If there is a single parser as the argument and it returns no usable
value but only success or failure (_e.g.,_ `"IF"_tok`), the default
nullary constructor of the type `T` is called.
* `sourced(p)` matches p, and fills in its `source` data member with the
locations of the cooked character stream that it consumed
* `applyFunction(f, p1, p2, ...)` matches one or more parsers in succession,
collecting their results and passing them as rvalue reference arguments to
some function, returning its result.
* `applyLambda([](&&x){}, p1, p2, ...)` is the same thing, but for lambdas
and other function objects.
* `applyMem(mf, p1, p2, ...)` is the same thing, but invokes a member
function of the result of the first parser for updates in place.
### Token Parsers
Last, we have these basic parsers on which the actual grammar of the Fortran
is built.
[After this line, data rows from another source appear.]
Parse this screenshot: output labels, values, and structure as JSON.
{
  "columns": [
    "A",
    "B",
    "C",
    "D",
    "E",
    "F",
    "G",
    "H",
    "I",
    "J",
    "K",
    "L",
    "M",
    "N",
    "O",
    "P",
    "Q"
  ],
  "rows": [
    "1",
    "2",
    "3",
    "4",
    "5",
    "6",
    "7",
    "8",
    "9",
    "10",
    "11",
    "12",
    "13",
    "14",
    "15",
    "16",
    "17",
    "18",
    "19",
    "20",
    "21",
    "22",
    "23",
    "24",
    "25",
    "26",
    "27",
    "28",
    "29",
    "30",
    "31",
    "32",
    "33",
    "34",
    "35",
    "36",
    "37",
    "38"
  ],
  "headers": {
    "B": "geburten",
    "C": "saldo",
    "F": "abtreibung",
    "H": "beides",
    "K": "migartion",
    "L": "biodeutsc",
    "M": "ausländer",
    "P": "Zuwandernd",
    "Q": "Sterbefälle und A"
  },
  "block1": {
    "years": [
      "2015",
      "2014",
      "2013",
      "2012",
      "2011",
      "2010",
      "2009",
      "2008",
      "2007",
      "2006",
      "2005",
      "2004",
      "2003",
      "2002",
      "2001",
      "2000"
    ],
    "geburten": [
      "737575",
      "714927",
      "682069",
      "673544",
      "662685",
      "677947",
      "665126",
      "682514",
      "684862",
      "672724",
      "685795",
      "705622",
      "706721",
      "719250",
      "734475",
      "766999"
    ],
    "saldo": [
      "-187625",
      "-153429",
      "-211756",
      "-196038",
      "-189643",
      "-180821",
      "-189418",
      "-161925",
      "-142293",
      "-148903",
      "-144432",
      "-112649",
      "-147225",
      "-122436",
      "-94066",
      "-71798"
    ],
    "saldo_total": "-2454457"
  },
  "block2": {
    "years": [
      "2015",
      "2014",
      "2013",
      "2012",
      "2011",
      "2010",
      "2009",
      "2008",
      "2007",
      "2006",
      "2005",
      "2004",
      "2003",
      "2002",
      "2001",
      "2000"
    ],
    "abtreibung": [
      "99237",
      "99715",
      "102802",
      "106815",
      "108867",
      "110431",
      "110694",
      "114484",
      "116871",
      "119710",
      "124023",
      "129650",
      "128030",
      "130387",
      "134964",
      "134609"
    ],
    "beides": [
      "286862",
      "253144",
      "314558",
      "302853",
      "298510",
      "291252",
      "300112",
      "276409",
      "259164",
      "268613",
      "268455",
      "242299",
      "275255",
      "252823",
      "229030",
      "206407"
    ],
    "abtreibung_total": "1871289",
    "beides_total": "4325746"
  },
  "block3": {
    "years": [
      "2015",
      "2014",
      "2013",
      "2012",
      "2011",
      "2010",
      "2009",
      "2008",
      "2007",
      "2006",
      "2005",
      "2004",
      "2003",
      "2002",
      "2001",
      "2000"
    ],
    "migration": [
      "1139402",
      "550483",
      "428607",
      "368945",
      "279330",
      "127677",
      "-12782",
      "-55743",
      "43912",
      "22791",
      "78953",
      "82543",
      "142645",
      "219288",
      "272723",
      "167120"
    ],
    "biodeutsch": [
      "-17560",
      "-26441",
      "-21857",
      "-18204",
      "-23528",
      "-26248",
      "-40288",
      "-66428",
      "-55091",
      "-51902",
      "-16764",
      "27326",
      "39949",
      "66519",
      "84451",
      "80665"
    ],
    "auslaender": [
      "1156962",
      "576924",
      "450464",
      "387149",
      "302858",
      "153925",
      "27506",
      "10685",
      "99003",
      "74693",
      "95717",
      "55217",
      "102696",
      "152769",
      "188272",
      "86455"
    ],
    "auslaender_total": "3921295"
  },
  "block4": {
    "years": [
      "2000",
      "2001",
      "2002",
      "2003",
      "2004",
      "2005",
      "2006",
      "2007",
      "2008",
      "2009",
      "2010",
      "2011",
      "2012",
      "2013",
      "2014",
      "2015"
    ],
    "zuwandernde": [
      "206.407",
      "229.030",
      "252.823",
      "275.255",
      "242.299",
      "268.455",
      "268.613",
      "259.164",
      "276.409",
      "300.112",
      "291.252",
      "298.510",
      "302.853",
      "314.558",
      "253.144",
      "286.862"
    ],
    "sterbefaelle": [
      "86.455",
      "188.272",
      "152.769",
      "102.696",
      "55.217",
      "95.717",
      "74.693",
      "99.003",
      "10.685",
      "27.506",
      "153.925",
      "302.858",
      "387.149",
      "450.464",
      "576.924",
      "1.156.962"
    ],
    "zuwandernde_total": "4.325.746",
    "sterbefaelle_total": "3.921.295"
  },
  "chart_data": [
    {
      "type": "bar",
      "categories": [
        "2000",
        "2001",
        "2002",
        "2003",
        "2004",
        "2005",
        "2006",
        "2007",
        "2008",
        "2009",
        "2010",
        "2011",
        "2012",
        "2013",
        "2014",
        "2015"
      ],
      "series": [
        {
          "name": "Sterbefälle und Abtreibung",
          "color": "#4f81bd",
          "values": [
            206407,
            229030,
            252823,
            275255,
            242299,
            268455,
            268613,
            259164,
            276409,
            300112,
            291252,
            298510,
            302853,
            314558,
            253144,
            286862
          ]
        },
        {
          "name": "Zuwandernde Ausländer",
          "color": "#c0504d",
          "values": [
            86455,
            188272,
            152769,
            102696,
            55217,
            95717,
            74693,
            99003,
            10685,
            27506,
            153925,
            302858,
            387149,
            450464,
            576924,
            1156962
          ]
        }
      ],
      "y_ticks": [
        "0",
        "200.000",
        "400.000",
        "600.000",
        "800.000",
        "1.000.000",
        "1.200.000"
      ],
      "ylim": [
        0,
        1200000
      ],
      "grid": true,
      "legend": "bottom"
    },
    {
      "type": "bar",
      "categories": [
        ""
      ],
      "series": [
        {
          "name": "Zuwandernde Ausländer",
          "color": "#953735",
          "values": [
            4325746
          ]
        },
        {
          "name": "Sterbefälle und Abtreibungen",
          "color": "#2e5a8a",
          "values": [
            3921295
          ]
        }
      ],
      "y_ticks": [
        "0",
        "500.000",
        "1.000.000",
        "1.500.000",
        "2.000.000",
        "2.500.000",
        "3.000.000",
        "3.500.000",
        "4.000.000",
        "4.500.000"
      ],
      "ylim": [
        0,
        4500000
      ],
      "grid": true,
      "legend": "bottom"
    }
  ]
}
All of the following parsers consume characters acquired from
`nextCh`.
* `space` always succeeds after consuming any spaces
* `spaceCheck` always succeeds after consuming any spaces, and can emit
a warning if there was no space in free form code before a character
that could continue a name or keyword
* `digit` matches one cooked decimal digit (0-9)
* `letter` matches one cooked letter (A-Z)
* `"..."_tok` match the content of the string, skipping spaces before and
after. Internal spaces are optional matches. The `_tok` suffix is
optional when the parser appears before the combinator `>>` or after
the combinator `/`. If the quoted string ends in a character that
could appear in an identifier, a missing space will be diagnosed in
free form source in pedantic mode if the next character could also
be part of an identifier -- add a trailing blank to avoid this.
* `"..."_sptok` is a string match in which the spaces are required in
free form source.
* `"..."_id` is a string match for a complete identifier (not a prefix of
a longer identifier or keyword).
* `parenthesized(p)` is shorthand for `"(" >> p / ")"`.
* `bracketed(p)` is shorthand for `"[" >> p / "]"`.
* `nonemptyList(p)` matches a comma-separated list of one or more
instances of p.
* `nonemptyList(errorMessage, p)` is equivalent to
`withMessage(errorMessage, nonemptyList(p))`, which allows one to supply
a meaningful error message in the event of an empty list.
* `optionalList(p)` is the same thing, but can be empty, and always succeeds.
### Debugging Parser
Last, a string literal `"..."_debug` denotes a parser that emits the string to
`llvm::errs` and succeeds. It is useful for tracing while debugging a parser but should
obviously not be committed for production code.